25 March 2009
Evil Crabgrass and How to Banish It
My hubby says, "It's green, leave it alone," every single year and I, in reply, remind him that it's an annual, dies in the fall, leaves big bare dirt patches that turn into mud during the winter and spring and then require seeding.
I do everything I can to stop, kill and prevent it. Winning the fight against crabgrass requires a multi-plan attack.
I pull crabgrass by hand. It grows out sideways like a fanned out hand and has a slightly different color from my lawn grass. Every week end I walk in rows, scanning my lawn for crabgrass and pull. I usually check out the front and side lawns on Saturday and the back lawn on Sunday. I also check out the mulch beds. Sometimes crabgrass tries to be sneaky and start growing right next to the base of a bush. A few days after a rain when the ground is still soft but no longer muddy is the best time for pulling. In the summer, morning is best before it gets too hot outside. The best way to pull crabgrass is to use one of those hand cultivators (looks like a claw on a short handle) to pull up all the lateral branches. Then grab them with your hand and slowly pull. If you only pull on a few of the branches, there's the chance they'll break off, leaving the root and remaining branches behind.
In am in Pennsylvania. During the first two weeks of Spring, I put down a pre-emergent control. You might want to do this in January if you live in southern states. Out here they call it "Weed and Feed" - it's a granular mix of fertilizer and something that inhibits seed germination. Many different companies make crabgrass preventer. You can get a bag of this at the nursery - just make sure it says "pre-emergent" and "crabgrass." Most products allow you reapply it six weeks later, maybe at 4 weeks if you've received alot of rain. Note - it stops all seeds from germinating as well as bulbs. Don't use a pre-emergent if you've got crocus or other bulbs planted. They will become weakened and eventually die. Another note - use a hand or push broadcaster. Don't use your bare hands with chemicals.
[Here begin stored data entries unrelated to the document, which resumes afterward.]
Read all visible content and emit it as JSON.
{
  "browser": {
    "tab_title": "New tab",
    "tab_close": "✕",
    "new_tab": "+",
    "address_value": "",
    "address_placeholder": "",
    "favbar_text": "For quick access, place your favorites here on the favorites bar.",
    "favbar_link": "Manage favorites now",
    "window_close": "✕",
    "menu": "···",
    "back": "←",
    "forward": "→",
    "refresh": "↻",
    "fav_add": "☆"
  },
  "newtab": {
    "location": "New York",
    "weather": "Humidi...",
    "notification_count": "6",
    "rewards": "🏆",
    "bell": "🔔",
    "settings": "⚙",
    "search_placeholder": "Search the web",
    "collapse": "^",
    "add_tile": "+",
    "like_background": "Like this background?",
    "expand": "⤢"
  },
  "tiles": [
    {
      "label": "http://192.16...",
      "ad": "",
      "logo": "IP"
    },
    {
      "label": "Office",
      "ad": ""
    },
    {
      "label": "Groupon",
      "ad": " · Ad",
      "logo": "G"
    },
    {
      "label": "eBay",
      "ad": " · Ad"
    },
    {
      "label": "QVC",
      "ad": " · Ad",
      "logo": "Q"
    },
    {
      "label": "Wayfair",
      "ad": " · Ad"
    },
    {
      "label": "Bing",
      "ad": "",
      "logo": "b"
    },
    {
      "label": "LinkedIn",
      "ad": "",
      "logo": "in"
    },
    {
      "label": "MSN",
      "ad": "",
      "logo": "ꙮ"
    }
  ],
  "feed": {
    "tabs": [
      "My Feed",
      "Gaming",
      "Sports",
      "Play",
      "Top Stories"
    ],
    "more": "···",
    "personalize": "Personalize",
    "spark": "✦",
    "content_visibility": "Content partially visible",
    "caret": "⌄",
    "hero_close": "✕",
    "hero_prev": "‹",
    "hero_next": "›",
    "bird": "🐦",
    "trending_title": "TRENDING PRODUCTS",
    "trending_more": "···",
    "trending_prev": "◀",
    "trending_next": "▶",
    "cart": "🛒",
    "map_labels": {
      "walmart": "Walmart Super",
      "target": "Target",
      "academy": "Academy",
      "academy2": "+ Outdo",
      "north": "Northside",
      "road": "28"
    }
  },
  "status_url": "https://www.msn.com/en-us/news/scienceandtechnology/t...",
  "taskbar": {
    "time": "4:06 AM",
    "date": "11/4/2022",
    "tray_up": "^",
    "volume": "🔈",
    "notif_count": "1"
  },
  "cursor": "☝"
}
There are also sprays for crabgrass. They come full strength and concentrated and can be found in the herbicide section of your nursery or hardware store. It will weaken your lawn, making it look a little yellow, but it should recover. Sprays are good for when the soil is too hard for pulling and when you have just a little bit of crabgrass here and there. I don't recommend sprays for large areas or if you live where the rain water in your yard runs off into the storm sewers or a creek. Don't want years of accumulation destroying the frogs, fish and other creatures that live near the water.
If you have a patch that's kind of large, just dig the whole thing up with a shovel. Break the soil up and rake out all the grass. Break the clumps into smooth soil and even the ground out. If some regular grass clumps survive, replant them. Sprinkle some grass seed and water as directed.
If you have BIG areas of crabgrass, it's best to cook them. Yes, I said "cook." Get a black plastic garbage bag and lay it over the affected area. Hold the edges down with rocks and wait about two weeks. Heat will build up underneath and kill everything. Then you can break up the ground, remove the dead grasses, and start anew.
If your whole yard is a crabgrass festival, then go with using pre-emergent and making your grass as healthy as possible. Seed heavily in the fall as soon as you start getting cool nights. Crabgrass does not germinate in the fall.
Making my lawn as healthy as possible is the final part of my attack. A lawn that grows vigorously is a good defense. Regular feeding, deep watering, aeration/thatch reduction, weeding and seeding in the fall keep my lawn at it's best. I have a mulching lawn mower which is great - it breaks the blades of grass into powder-sized pieces that fall to the ground and decompose, feeding the soil. I know my soil is in good shape because I find worms whenever I dig. Yes, worms are a sign of good soil.